Repeal 230!
"Liberty is meaningless where the right to utter one’s thoughts and opinions has ceased to exist. That, of all rights, is the dread of tyrants. It is the right which they first of all strike down. They know its power. Thrones, dominions, principalities, and powers, founded in injustice and wrong, are sure to tremble, if men are allowed to reason of righteousness, temperance, and of a judgment to come in their presence. Slavery cannot tolerate free speech." - Frederick Douglass, in his Plea for Free Speech in Boston
"Give me the liberty to know, to utter, and to argue freely according to conscience, above all liberties." - John Milton, in Areopagitica
"If liberty means anything at all, it means the right to tell people what they do not want to hear." - George Orwell, in his original preface to Animal Farm
"Laws alone cannot secure freedom of expression; in order that every man may present his views without penalty, there must be a spirit of tolerance in the entire population." - Albert Einstein, in Ideas and Opinions
"If freedom of speech is taken away, then dumb and silent we may be led, like sheep to the slaughter." - George Washington, to Officers of the Army
"Strange it is that men should admit the validity of the arguments for free speech but object to their being 'pushed to an extreme,' not seeing that unless the reasons are good for an extreme case, they are not good for any case." - John Stuart Mill, in On Liberty
"Restriction of free thought and free speech is the most dangerous of all subversions. It is the one un-American act that could most easily defeat us." - Justice William O. Douglass, in The One Un-American Act
"Without freedom of thought, there can be no such thing as wisdom; and no such thing as public liberty, without freedom of speech; which is the right of every man, as far as by it, he does not hurt or control the right of another. And this is the only check it ought to suffer, and the only bounds it ought to know. This sacred privilege is essential to free governments, that the security of property, and the freedom of speech always go together; and in those wretched countries where a man cannot call his tongue his own, he can scarce call anything else his own. Whoever would overthrow the liberty of a nation, must begin by subduing the freeness of speech." - John Trenchard and Thomas Gordon in Cato’s Letters
The suppression of free speech, in whatever guise it appears, is an attempt to replace the individual with the collective. It extinguishes our inalienable rights and replaces it with a Robespierre-like mob and the formation of a collective. With the requirement that each and every individual subjugates themselves to the collective. Erasing the individual.

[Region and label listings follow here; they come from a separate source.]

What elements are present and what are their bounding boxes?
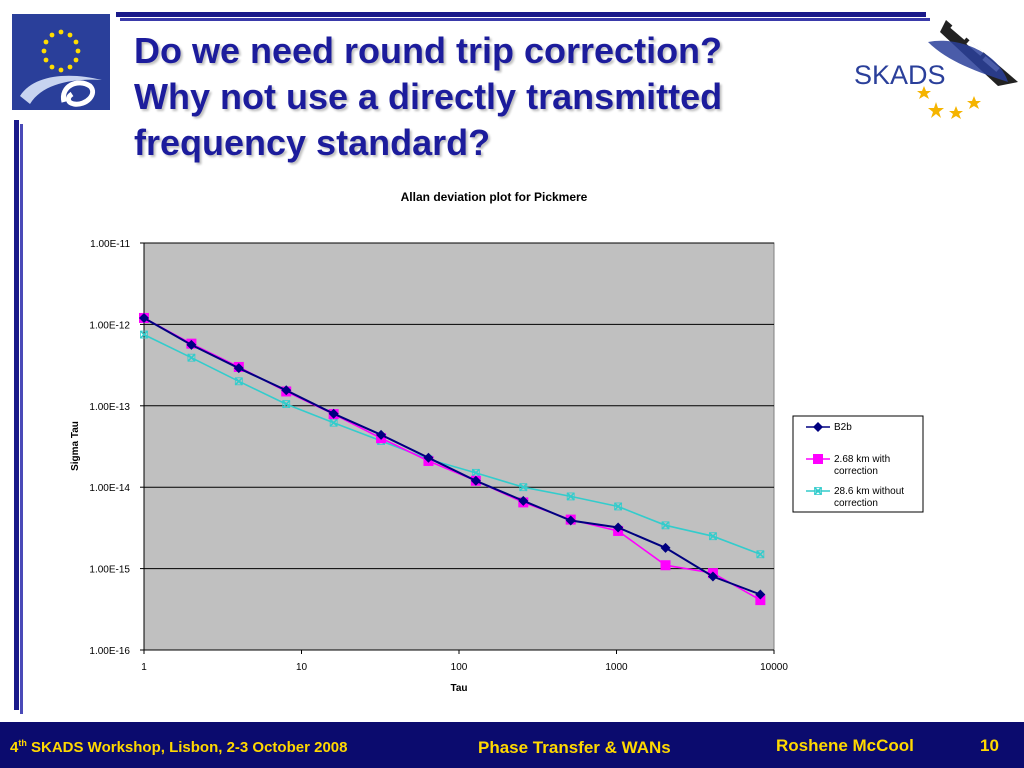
- data-point-s0: [376, 429, 387, 440]
- legend-marker: [813, 486, 823, 496]
- x-tick-label: 10: [296, 662, 308, 673]
- data-point-s2: [187, 353, 196, 362]
- slide-title: Do we need round trip correction? Why no…: [134, 28, 834, 166]
- top-decor-bar: [116, 12, 926, 17]
- x-tick-label: 10000: [760, 662, 788, 673]
- footer-topic: Phase Transfer & WANs: [478, 738, 671, 757]
- data-point-s0: [186, 339, 197, 350]
- plot-area: [143, 242, 775, 651]
- legend-label: B2b: [834, 422, 852, 433]
- x-tick-label: 1: [141, 662, 147, 673]
- series-line-2: [143, 333, 761, 556]
- y-tick-label: 1.00E-12: [89, 320, 130, 331]
- data-point-s0: [139, 312, 149, 323]
- data-point-s2: [234, 377, 243, 386]
- data-point-s2: [614, 502, 623, 511]
- title-line-3: frequency standard?: [134, 122, 491, 163]
- chart-title: Allan deviation plot for Pickmere: [401, 190, 588, 204]
- data-point-s0: [707, 571, 718, 582]
- legend-label: 28.6 km without correction: [834, 486, 904, 509]
- page-number: 10: [980, 736, 999, 755]
- x-tick-label: 1000: [605, 662, 628, 673]
- data-point-s0: [470, 475, 481, 486]
- data-point-s2: [329, 418, 338, 427]
- data-point-s1: [660, 560, 671, 571]
- title-line-2: Why not use a directly transmitted: [134, 76, 723, 117]
- data-point-s2: [282, 400, 291, 409]
- x-axis-label: Tau: [450, 683, 467, 694]
- data-point-s0: [281, 385, 292, 396]
- data-point-s2: [566, 492, 575, 501]
- footer-event-num: 4: [10, 739, 19, 756]
- left-decor-bar-shadow: [20, 124, 23, 714]
- skads-logo: SKADS: [848, 12, 1020, 124]
- footer-event-sup: th: [18, 738, 27, 748]
- data-point-s0: [233, 363, 244, 374]
- eu-fp6-logo: [12, 14, 110, 110]
- data-point-s1: [755, 595, 766, 606]
- data-point-s2: [519, 483, 528, 492]
- data-point-s0: [423, 452, 434, 463]
- left-decor-bar: [14, 120, 19, 710]
- x-tick-label: 100: [451, 662, 468, 673]
- skads-logo-text: SKADS: [854, 60, 946, 90]
- y-axis-label: Sigma Tau: [70, 421, 81, 471]
- footer-event-text: SKADS Workshop, Lisbon, 2-3 October 2008: [26, 739, 348, 756]
- y-tick-label: 1.00E-11: [90, 239, 130, 250]
- footer-bar: 4th SKADS Workshop, Lisbon, 2-3 October …: [0, 722, 1024, 768]
- y-tick-label: 1.00E-14: [89, 483, 130, 494]
- footer-author: Roshene McCool: [776, 736, 914, 755]
- data-point-s2: [661, 521, 670, 530]
- data-point-s2: [756, 550, 765, 559]
- legend-marker: [813, 454, 823, 464]
- legend-label: 2.68 km with correction: [834, 454, 890, 477]
- y-tick-label: 1.00E-16: [89, 646, 130, 657]
- data-point-s2: [139, 330, 149, 339]
- data-point-s0: [660, 542, 671, 553]
- y-tick-label: 1.00E-15: [89, 565, 130, 576]
- allan-deviation-chart: Allan deviation plot for Pickmere 1.00E-1…: [70, 190, 924, 694]
- data-point-s0: [565, 515, 576, 526]
- series-line-0: [143, 317, 761, 596]
- data-point-s0: [328, 408, 339, 419]
- top-decor-bar-shadow: [120, 18, 930, 21]
- data-point-s0: [613, 522, 624, 533]
- legend-marker: [813, 422, 823, 432]
- footer-event: 4th SKADS Workshop, Lisbon, 2-3 October …: [10, 738, 347, 756]
- data-point-s0: [518, 495, 529, 506]
- data-point-s0: [755, 589, 766, 600]
- data-point-s2: [708, 532, 718, 541]
- title-line-1: Do we need round trip correction?: [134, 30, 723, 71]
- y-tick-label: 1.00E-13: [89, 402, 130, 413]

And it imposes a zero-sum game. There is no win. Only win/lose. Disagreement is not tolerated. People, in their arrogance, imposing their views as universal truths and they are vengeful Gods. If you do not obey their language rules, adopt their thoughts, state allegiance to their worldview and beliefs; they will not burn you at the stake or put you in a concentration camp. What they will do is digitally exterminate you, deplatform you, demonetize you, demonize you and dehumanize you.
Adopting similar tactics as taught by Bernays and Alinsky. And employed throughout the centuries against groups deemed undesirable.
Suppressing free speech, free expression and free thought is not progressive but regressive. There is only one way, IMO, in preserving the internet as a virtual town square; REPEAL 230. That would permit platforms that acted as true bulletin boards, and without surveillance, to proliferate and prosper. Those are the only platforms should be entitled to immunity as common law already deemed.
The government should not intrude on private property and enact further legislation that will likely provide another example of the law of unintended consequences. It should simply repeal 230. Respect our common law system. Subsidizing surveillance companies with algorithms that promote engagement by enragement is perverse.
Repeal 230. Embrace data sovereignty. We do not need to break-up big tech. We do not need to further regulate big tech. We do need to repeal 230 and the huge subsidy provided by that immunity. An immunity granted as a special privilege. And respect that people’s data is their property. Doing both will end the perverse subsidy of surveillance companies and, put the individual in charge of targeting advertising with their consent, knowledge, authorization and revenue sharing. Greater transparency. More trust.
I choose to quote our founders so we remember the ideals which are the foundational principles. The words used to convince people to replace the Articles of Confederation with the Constitution amended by The Bill of Rights.
I conclude with two quotes from Patrick Henry:
“Should I keep back my opinions at such a time, through fear of giving offense, I should consider myself as guilty of treason toward my country, and of an act of disloyalty toward the majesty of Heaven, which I revere above all earthly things”
And
“The Constitution is not an instrument for the government to restrain the people, it is an instrument for the people to restrain the government-lest it comes to dominate our lives and interests.”